Joint carrier frequency offset (CFO) and channel estimation in spatio-temporally correlated time-varying MIMO fading channels poses significant challenges due to phase ambiguity, high dimensionality, and rapid dynamics. Method: This paper proposes an equivalent decoupled MAP-MMSE joint estimation algorithm that fully exploits the channel’s prior distribution and inter-symbol temporal correlation, eliminating the need for phase unwrapping. Contribution/Results: Theoretical analysis uncovers a non-monotonic relationship among temporal correlation, pilot structure, and estimation performance—providing principled guidance for optimal pilot design. The algorithm achieves low computational complexity and approaches the Bayesian Cramér–Rao lower bound (BCRLB) across a wide SNR range. Crucially, it relaxes conventional assumptions of static or quasi-static channels, enabling the first efficient and robust joint CFO–channel estimation in highly dynamic scenarios.

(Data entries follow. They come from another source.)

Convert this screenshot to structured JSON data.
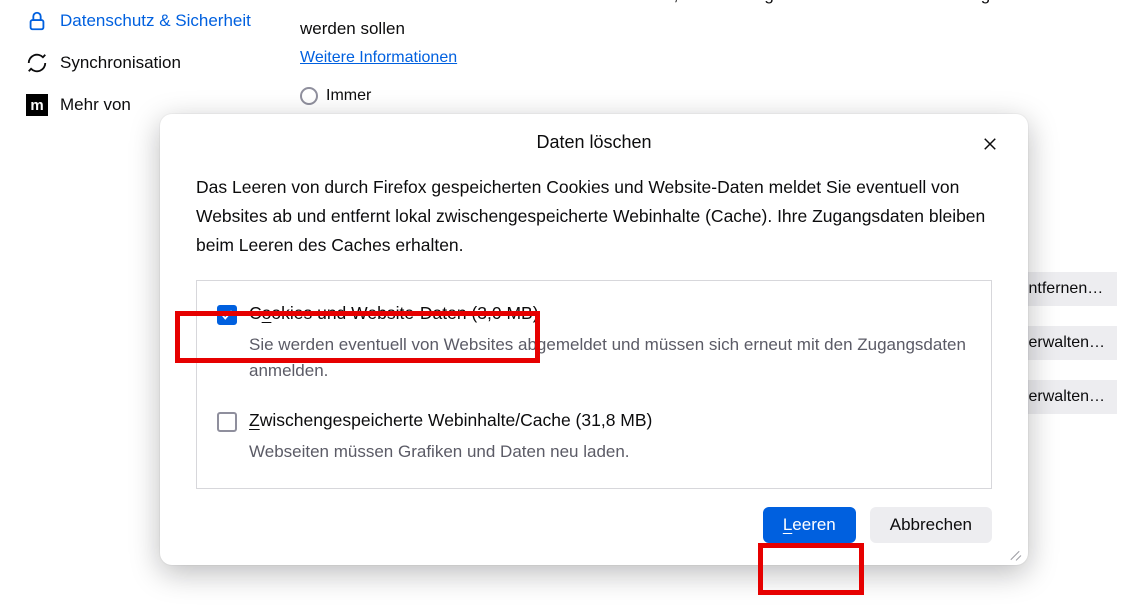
{
  "sidebar": {
    "items": [
      {
        "label": "Datenschutz & Sicherheit"
      },
      {
        "label": "Synchronisation"
      },
      {
        "label": "Mehr von"
      }
    ]
  },
  "main": {
    "tracking_line1": "Websites eine \"Do Not Track\"-Information senden, dass die eigenen Aktivitäten nicht verfolgt",
    "tracking_line2": "werden sollen",
    "more_info": "Weitere Informationen",
    "radio_always": "Immer"
  },
  "bg_buttons": {
    "remove": "ntfernen…",
    "manage1": "erwalten…",
    "manage2": "erwalten…"
  },
  "dialog": {
    "title": "Daten löschen",
    "intro": "Das Leeren von durch Firefox gespeicherten Cookies und Website-Daten meldet Sie eventuell von Websites ab und entfernt lokal zwischengespeicherte Webinhalte (Cache). Ihre Zugangsdaten bleiben beim Leeren des Caches erhalten.",
    "opt1": {
      "title_pre": "C",
      "title_ul": "o",
      "title_post": "okies und Website-Daten (3,0 MB)",
      "desc": "Sie werden eventuell von Websites abgemeldet und müssen sich erneut mit den Zugangsdaten anmelden.",
      "checked": true
    },
    "opt2": {
      "title_pre": "",
      "title_ul": "Z",
      "title_post": "wischengespeicherte Webinhalte/Cache (31,8 MB)",
      "desc": "Webseiten müssen Grafiken und Daten neu laden.",
      "checked": false
    },
    "clear_ul": "L",
    "clear_post": "eeren",
    "cancel": "Abbrechen"
  }
}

We consider time varying MIMO fading channels with known spatial and temporal correlation and solve the problem of joint carrier frequency offset (CFO) and channel estimation with prior distributions. The maximum a posteriori probability (MAP) joint estimation is proved to be equivalent to a separate MAP estimation of the CFO followed by minimum mean square error (MMSE) estimation of the channel while treating the estimated CFO as true. The MAP solution is useful to take advantage of the estimates from the previous data packet. A low complexity universal CFO estimation algorithm is extended from the time invariant case to the time varying case. Unlike past algorithms, the universal algorithm does not need phase unwrapping to take advantage of the full range of symbol correlation and achieves the derived Bayesian Cramér-Rao lower bound (BCRLB) in almost all SNR range. We provide insight on the the relation among the temporal correlation coefficient of the fading, the CFO estimation performance, and the pilot signal structure. An unexpected observation is that the BCRLB is not a monotone function of the temporal correlation and is strongly influenced by the pilot signal structures. A simple rearrangement of the 0's and 1's in the pilot signal matrix will render the BCRLB from being non-monotone to being monotone in certain temporal correlation ranges. Since the BCRLB is shown to be achieved by the proposed algorithm, it provides a guideline for pilot signal design.